Oubliez Le manifeste communiste et Le Capital, ne soyez plus ringards !
Lisez plutôt Michel Foucault, Gille Deleuze, Jacques Rancière et Pierre Bourdieu. Alain Badiou vous offre un petit panthéon portatif avec Derrida et Lacan. Michel Onfray propose une BD sur Nietzsche. La confusion est à son comble.Cet éclectisme branché est la transposition dans le monde des idées de la spéculation boursière. Chaque nouvelle valeur susceptible d’offrir un rendement critique supérieur doit être adoptée. Avez-vous lu Isabelle Stengers, Giorgo Agamben, Bruno Latour et Judith Butler ?
La richesse des sociétés ou règne le capitalisme apparaît aussi comme une gigantesque accumulation d’idées. Toutes sont intéressantes car elles disent quelque chose sur nos sociétés mais pour l’essentiel, elles restent dans le cadre du capitalisme et reproduisent sa domination même si elles en critiquent certains aspects. Toute critique n’est pas anticapitaliste. Alors, comment s’y retrouver dans cette jungle ?
La critique du capitalisme est née avec le capitalisme lui-même au 16éme siècle. Elle a proliféré dans de nombreuses directions et c’est seulement au 19ème siècle, avec l’essor du capital industriel, que naît un nouveau paradigme, une théorie cohérente : le marxisme. Sa naissance évoque celle de la relativité restreinte lorsqu’Einstein a repensé les fondements de la physique en unifiant la mécanique et l’électromagnétisme. Marx et Engels, c’est l’anticapitalisme chimiquement pur.
La force du marxisme, c’est sa cohérence intellectuelle et sa portée politique.

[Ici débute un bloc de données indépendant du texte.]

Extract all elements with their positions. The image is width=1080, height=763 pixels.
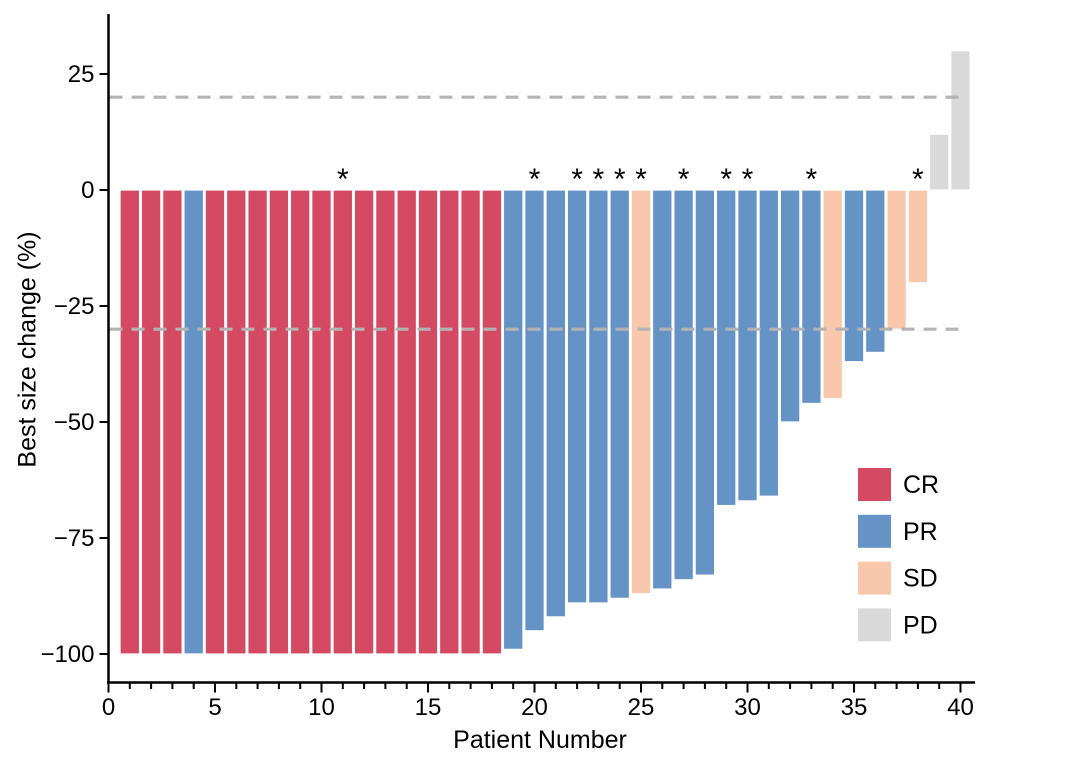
- bar-patient-18: [481, 189, 503, 655]
- bar-patient-25: [630, 189, 652, 595]
- bar-patient-24: [609, 189, 631, 599]
- bar-patient-28: [694, 189, 716, 576]
- significance-star-patient-30: *: [742, 163, 754, 196]
- y-tick-label--100: −100: [40, 641, 94, 668]
- bar-patient-34: [822, 189, 844, 400]
- bar-patient-17: [460, 189, 481, 655]
- x-tick-label-10: 10: [308, 694, 335, 721]
- x-tick-label-15: 15: [415, 694, 442, 721]
- bar-patient-9: [289, 189, 311, 655]
- bar-patient-30: [737, 189, 758, 502]
- y-tick-label-0: 0: [81, 177, 94, 204]
- bar-patient-32: [779, 189, 801, 423]
- significance-star-patient-23: *: [593, 163, 605, 196]
- x-tick-label-5: 5: [208, 694, 221, 721]
- significance-star-patient-22: *: [571, 163, 583, 196]
- bar-patient-22: [566, 189, 588, 604]
- bar-patient-13: [375, 189, 396, 655]
- bar-patient-21: [545, 189, 567, 618]
- bar-patient-33: [801, 189, 822, 405]
- bar-patient-7: [247, 189, 268, 655]
- bar-patient-31: [758, 189, 780, 497]
- legend-label-CR: CR: [903, 471, 939, 499]
- legend-swatch-SD: [858, 561, 891, 595]
- bar-patient-20: [524, 189, 545, 632]
- bar-patient-6: [225, 189, 247, 655]
- bar-patient-16: [438, 189, 460, 655]
- bar-patient-3: [162, 189, 183, 655]
- bar-patient-14: [396, 189, 418, 655]
- bar-patient-19: [502, 189, 524, 650]
- legend-label-PR: PR: [903, 518, 938, 546]
- bar-patient-35: [843, 189, 865, 363]
- significance-star-patient-24: *: [614, 163, 626, 196]
- significance-star-patient-29: *: [720, 163, 732, 196]
- bar-patient-8: [268, 189, 290, 655]
- bar-patient-1: [119, 189, 141, 655]
- x-tick-label-20: 20: [521, 694, 548, 721]
- legend-swatch-CR: [858, 468, 891, 501]
- bar-patient-2: [140, 189, 162, 655]
- significance-star-patient-25: *: [635, 163, 647, 196]
- bar-patient-36: [864, 189, 886, 353]
- significance-star-patient-11: *: [337, 163, 349, 196]
- bar-patient-4: [183, 189, 205, 655]
- x-tick-label-40: 40: [947, 694, 974, 721]
- bar-patient-38: [907, 189, 929, 284]
- y-axis-title: Best size change (%): [13, 231, 42, 468]
- bar-patient-29: [715, 189, 737, 507]
- legend-label-PD: PD: [903, 611, 938, 639]
- x-tick-label-0: 0: [102, 694, 115, 721]
- bar-patient-40: [950, 50, 971, 191]
- legend-swatch-PR: [858, 514, 891, 548]
- significance-star-patient-27: *: [678, 163, 690, 196]
- y-tick-label--50: −50: [54, 409, 95, 436]
- legend-label-SD: SD: [903, 565, 938, 593]
- bar-patient-11: [332, 189, 354, 655]
- bar-patient-39: [928, 133, 950, 191]
- y-tick-label-25: 25: [68, 61, 95, 88]
- significance-star-patient-38: *: [912, 163, 924, 196]
- x-tick-label-25: 25: [628, 694, 655, 721]
- bar-patient-15: [417, 189, 439, 655]
- y-tick-label--75: −75: [54, 525, 95, 552]
- significance-star-patient-33: *: [806, 163, 818, 196]
- y-tick-label--25: −25: [54, 293, 95, 320]
- bar-patient-23: [588, 189, 609, 604]
- bar-patient-5: [204, 189, 226, 655]
- bar-patient-37: [886, 189, 907, 330]
- x-tick-label-30: 30: [734, 694, 761, 721]
- legend-swatch-PD: [858, 608, 891, 642]
- bar-patient-27: [673, 189, 694, 581]
- x-tick-label-35: 35: [841, 694, 868, 721]
- significance-star-patient-20: *: [529, 163, 541, 196]
- bar-patient-26: [651, 189, 673, 590]
- bar-patient-10: [311, 189, 332, 655]
- bar-patient-12: [353, 189, 375, 655]
- x-axis-title: Patient Number: [453, 726, 627, 754]
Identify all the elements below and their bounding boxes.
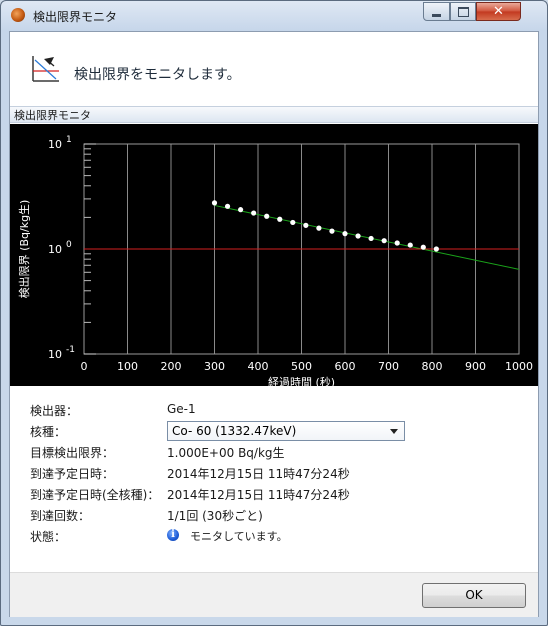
header-panel: 検出限界をモニタします。: [10, 32, 538, 104]
data-point: [211, 200, 218, 206]
close-icon: ✕: [493, 4, 504, 19]
dialog-client: 検出限界をモニタします。 検出限界モニタ 10 1 10 0 10 -1 0 100 200 30…: [9, 31, 539, 617]
detector-row: 検出器： Ge-1: [10, 402, 538, 420]
minimize-button[interactable]: [423, 2, 450, 21]
count-label: 到達回数：: [30, 509, 91, 523]
y-tick-exponent: -1: [66, 345, 75, 355]
info-panel: 検出器： Ge-1 核種： Co- 60 (1332.47keV) 目標検出限界…: [10, 386, 538, 572]
dropdown-arrow-icon: [390, 429, 398, 434]
x-axis-label: 経過時間 (秒): [268, 375, 335, 386]
nuclide-row: 核種： Co- 60 (1332.47keV): [10, 421, 538, 441]
data-point: [290, 219, 296, 226]
eta-row: 到達予定日時： 2014年12月15日 11時47分24秒: [10, 465, 538, 483]
chart-svg: 10 110 010 -10 100 200 300 400 500 600 700 800 900 10…: [17, 135, 533, 386]
data-point: [394, 240, 400, 246]
detection-limit-chart: 10 1 10 0 10 -1 0 100 200 300 400 500 600 700 800 900 10…: [10, 124, 538, 386]
info-icon: i: [167, 529, 179, 541]
data-point: [316, 225, 322, 231]
y-axis-label: 検出限界 (Bq/kg生): [17, 200, 31, 299]
target-limit-row: 目標検出限界： 1.000E+00 Bq/kg生: [10, 444, 538, 462]
window-title: 検出限界モニタ: [33, 10, 118, 24]
data-point: [342, 231, 348, 237]
data-point: [224, 203, 231, 209]
eta-all-label: 到達予定日時(全核種)：: [30, 488, 160, 502]
status-row: 状態： i モニタしています。: [10, 528, 538, 546]
y-tick-exponent: 1: [66, 135, 72, 145]
data-point: [329, 228, 335, 234]
footer: OK: [10, 572, 538, 617]
title-bar[interactable]: 検出限界モニタ ✕: [1, 1, 547, 31]
data-point: [238, 207, 244, 213]
chart-monitor-icon: [32, 56, 59, 82]
data-point: [264, 213, 270, 219]
x-tick-label: 100: [117, 360, 138, 373]
target-limit-label: 目標検出限界：: [30, 446, 115, 460]
x-tick-label: 0: [81, 360, 88, 373]
x-tick-label: 900: [465, 360, 486, 373]
header-text: 検出限界をモニタします。: [74, 67, 241, 83]
data-point: [381, 238, 387, 244]
eta-all-value: 2014年12月15日 11時47分24秒: [167, 488, 350, 502]
maximize-icon: [457, 6, 469, 17]
data-point: [355, 233, 361, 239]
x-tick-label: 800: [422, 360, 443, 373]
fit-line: [214, 204, 520, 270]
data-point: [407, 242, 413, 248]
count-row: 到達回数： 1/1回 (30秒ごと): [10, 507, 538, 525]
nuclide-select-value: Co- 60 (1332.47keV): [172, 424, 297, 438]
data-point: [251, 210, 257, 216]
x-tick-label: 500: [291, 360, 312, 373]
y-tick-label: 10: [48, 243, 62, 256]
close-button[interactable]: ✕: [476, 2, 521, 21]
minimize-icon: [432, 13, 441, 17]
y-tick-exponent: 0: [66, 240, 72, 250]
data-point: [433, 246, 439, 252]
eta-all-row: 到達予定日時(全核種)： 2014年12月15日 11時47分24秒: [10, 486, 538, 504]
detector-value: Ge-1: [167, 402, 196, 416]
x-tick-label: 1000: [505, 360, 533, 373]
ok-button[interactable]: OK: [422, 583, 526, 608]
count-value: 1/1回 (30秒ごと): [167, 509, 263, 523]
data-point: [420, 244, 426, 250]
group-label: 検出限界モニタ: [10, 106, 538, 123]
detector-label: 検出器：: [30, 404, 79, 418]
eta-value: 2014年12月15日 11時47分24秒: [167, 467, 350, 481]
nuclide-select[interactable]: Co- 60 (1332.47keV): [167, 421, 405, 441]
x-tick-label: 700: [378, 360, 399, 373]
y-tick-label: 10: [48, 138, 62, 151]
data-point: [277, 216, 283, 222]
x-tick-label: 400: [248, 360, 269, 373]
target-limit-value: 1.000E+00 Bq/kg生: [167, 446, 285, 460]
data-point: [303, 222, 309, 228]
status-label: 状態：: [30, 530, 67, 544]
x-tick-label: 200: [161, 360, 182, 373]
nuclide-label: 核種：: [30, 425, 67, 439]
x-tick-label: 600: [335, 360, 356, 373]
eta-label: 到達予定日時：: [30, 467, 115, 481]
status-value: モニタしています。: [190, 530, 288, 543]
data-point: [368, 235, 374, 242]
app-icon: [11, 8, 25, 22]
maximize-button[interactable]: [450, 2, 476, 21]
x-tick-label: 300: [204, 360, 225, 373]
y-tick-label: 10: [48, 348, 62, 361]
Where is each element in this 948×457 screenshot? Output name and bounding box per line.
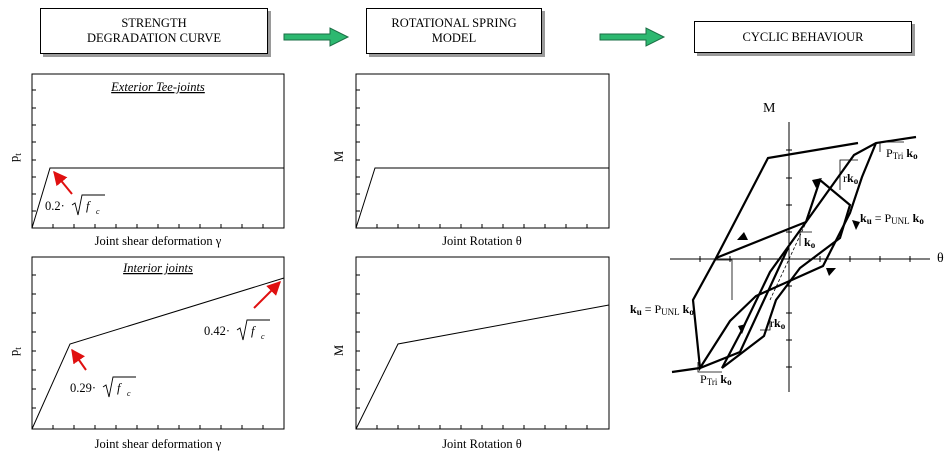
interior-peak-coef-1: 0.29·: [70, 381, 96, 395]
interior-spring-line: [355, 304, 610, 430]
cyclic-stiffness-triangle-ptri-bottom: [697, 362, 722, 373]
cyclic-label-ku-right: ku = PUNL ko: [860, 211, 924, 226]
exterior-xlabel: Joint shear deformation γ: [95, 234, 222, 248]
stage-label-strength-degradation: STRENGTH DEGRADATION CURVE: [86, 16, 222, 45]
interior-spring-xlabel: Joint Rotation θ: [442, 437, 522, 451]
interior-backbone-line: [31, 277, 285, 430]
cyclic-stiffness-triangle-rko-top: [839, 159, 858, 190]
flow-arrow-2: [599, 27, 666, 47]
cyclic-direction-arrow-1: [737, 232, 748, 240]
exterior-spring-line: [355, 167, 609, 229]
exterior-peak-arrow: [53, 170, 73, 195]
cyclic-stiffness-triangle-rko-bottom: [760, 316, 771, 331]
interior-curve-panel: Interior joints 0.29· f c 0.42· f c pt J…: [7, 256, 285, 451]
sqrt-f: f: [251, 324, 256, 338]
exterior-panel-title: Exterior Tee-joints: [110, 80, 205, 94]
cyclic-outer-loop: [691, 141, 878, 372]
exterior-spring-panel: M Joint Rotation θ: [332, 73, 610, 248]
cyclic-direction-arrow-5: [852, 220, 860, 230]
cyclic-elastic-line: [769, 213, 811, 301]
sqrt-f-sub: c: [261, 332, 265, 341]
stage-label-cyclic-behaviour: CYCLIC BEHAVIOUR: [742, 29, 864, 44]
cyclic-direction-arrow-2: [826, 268, 836, 276]
interior-peak-arrow-1: [71, 348, 87, 371]
cyclic-stiffness-triangle-ko: [799, 231, 812, 246]
cyclic-backbone-negative: [671, 247, 789, 374]
cyclic-inner-loop: [721, 178, 852, 369]
cyclic-label-rko-bottom: rko: [770, 316, 786, 331]
stage-box-cyclic-behaviour: CYCLIC BEHAVIOUR: [694, 21, 912, 53]
exterior-backbone-line: [31, 167, 284, 229]
stage-box-strength-degradation: STRENGTH DEGRADATION CURVE: [40, 8, 268, 54]
interior-panel-title: Interior joints: [122, 261, 193, 275]
exterior-spring-xlabel: Joint Rotation θ: [442, 234, 522, 248]
cyclic-behaviour-plot: M θ PTri ko rko ku = PUNL ko: [630, 101, 944, 392]
flow-arrow-1: [283, 27, 350, 47]
sqrt-symbol: [71, 194, 105, 216]
sqrt-f: f: [86, 199, 91, 213]
cyclic-direction-arrow-3: [812, 178, 822, 188]
cyclic-label-ptri-ko-bottom: PTri ko: [700, 372, 732, 387]
cyclic-label-ko: ko: [804, 235, 816, 250]
interior-xlabel: Joint shear deformation γ: [95, 437, 222, 451]
cyclic-label-ku-left: ku = PUNL ko: [630, 302, 694, 317]
stage-box-rotational-spring: ROTATIONAL SPRING MODEL: [366, 8, 542, 54]
interior-peak-coef-2: 0.42·: [204, 324, 230, 338]
exterior-spring-ylabel: M: [332, 151, 346, 162]
cyclic-stiffness-triangle-ptri-top: [879, 141, 904, 152]
cyclic-axis-m-label: M: [763, 101, 776, 116]
cyclic-stiffness-triangle-ku-left: [716, 259, 733, 300]
interior-spring-ylabel: M: [332, 345, 346, 356]
cyclic-backbone-positive: [715, 135, 917, 260]
exterior-peak-coef: 0.2·: [45, 199, 65, 213]
stage-label-rotational-spring: ROTATIONAL SPRING MODEL: [391, 16, 517, 45]
sqrt-f-sub: c: [96, 207, 100, 216]
cyclic-label-rko-top: rko: [843, 171, 859, 186]
cyclic-label-ptri-ko-top: PTri ko: [886, 146, 918, 161]
interior-spring-panel: M Joint Rotation θ: [332, 256, 610, 451]
interior-peak-arrow-2: [253, 281, 281, 309]
sqrt-f-sub: c: [127, 389, 131, 398]
cyclic-axis-theta-label: θ: [937, 251, 944, 266]
cyclic-direction-arrow-4: [738, 324, 746, 334]
exterior-ylabel: pt: [7, 153, 23, 162]
sqrt-symbol: [102, 376, 136, 398]
interior-ylabel: pt: [7, 347, 23, 356]
sqrt-f: f: [117, 381, 122, 395]
exterior-curve-panel: Exterior Tee-joints 0.2· f c pt Joint sh…: [7, 73, 285, 248]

Une théorie unifiant l’histoire, l’économie, la sociologie, la philosophie et la politique dans le but de rompre avec le capitalisme. À l’heure de la plus grave crise du capitalisme depuis 1929 et la Grande Dépression, Marx est plus que jamais pertinent et le marxisme notre meilleure arme intellectuelle dans le combat anticapitaliste.
Le marxisme n’est pas une religion dont Le Capital serait la bible, au contraire, comme le disait Marx dans ses Thèses sur Feuerbach, « les philosophes n’ont fait qu’interpréter diversement le monde, ce qui importe, c’est de le transformer », et quelle transformation ! Entre la mort de Marx en 1883 et 1914, le marxisme est devenu la référence de la social-démocratie en plein essor. La Première Guerre mondiale a apporté la faillite du réformisme de la social-démocratie et la victoire des bolcheviks en Russie. La révolution russe, la prise du pouvoir et les politiques mises en œuvre ont été inspirées par Marx et Engels. Entre 1917 et la prise du pouvoir par Staline en 1922, Marx et le marxisme ont été au cœur de la création des partis communistes dans le monde entier et de leurs succès de masse.
Staline a ensuite créé un nouveau paradigme : le stalinisme. Son vocabulaire est celui de Marx mais à l'opposé de l'émancipation de l'humanité, sa pensée ne sert que deux objectifs : la dictature des apparatchiks en interne et la défense exclusive des intérêts de l’URSS à l'extérieur. La stalinisation de l'Internationale Communiste et des partis communistes sera complète dans les années 1930.
L’actualité du renversement du capitalisme et de Marx
Les horreurs du stalinisme en Russie et ailleurs ont bien été commises au nom de Marx et, 80 ans plus tard, on continue de marteler Marx = goulag. Vous êtes marxiste ? Donc vous êtes pour le goulag !
Outre ses victimes par millions, Staline nous a aussi laissé ça en héritage. C’est tellement vrai qu’en occident, les partis communistes, pour en finir avec le stalinisme, ont jeté Marx et Lénine par dessus bord. Au PCF, le peuple s'est substitué à la lutte de classes. À tel point qu’un courant minoritaire du PCF propose de renouer avec le marxisme ! Le Parti de gauche de Jean-Luc Mélenchon est lui plus républicain que marxiste. Son responsable économique, Jacques Généreux, venu lui aussi du PS, est keynésien et anti-marxiste. LO et la LCR avaient quelques défauts mais parmi leurs qualités, ils avaient conservé la référence à Marx et développé le marxisme. Après la disparition de Daniel Bensaïd, le tournant sectaire de la direction du NPA semble plutôt renouer avec la logique de la grève générale des syndicalistes révolutionnaires qu'avec la la construction d'un parti révolutionnaire de masse.
A l'heure où la crise actuelle a déjà largement dépassé l'ampleur de la crise de 1929 et continue de s'élargir et de s'approfondir, l'heure est peut-être venue d'une initiative politique fédérant celles et ceux qui se reconnaissent dans l'action et la pensée de Marx.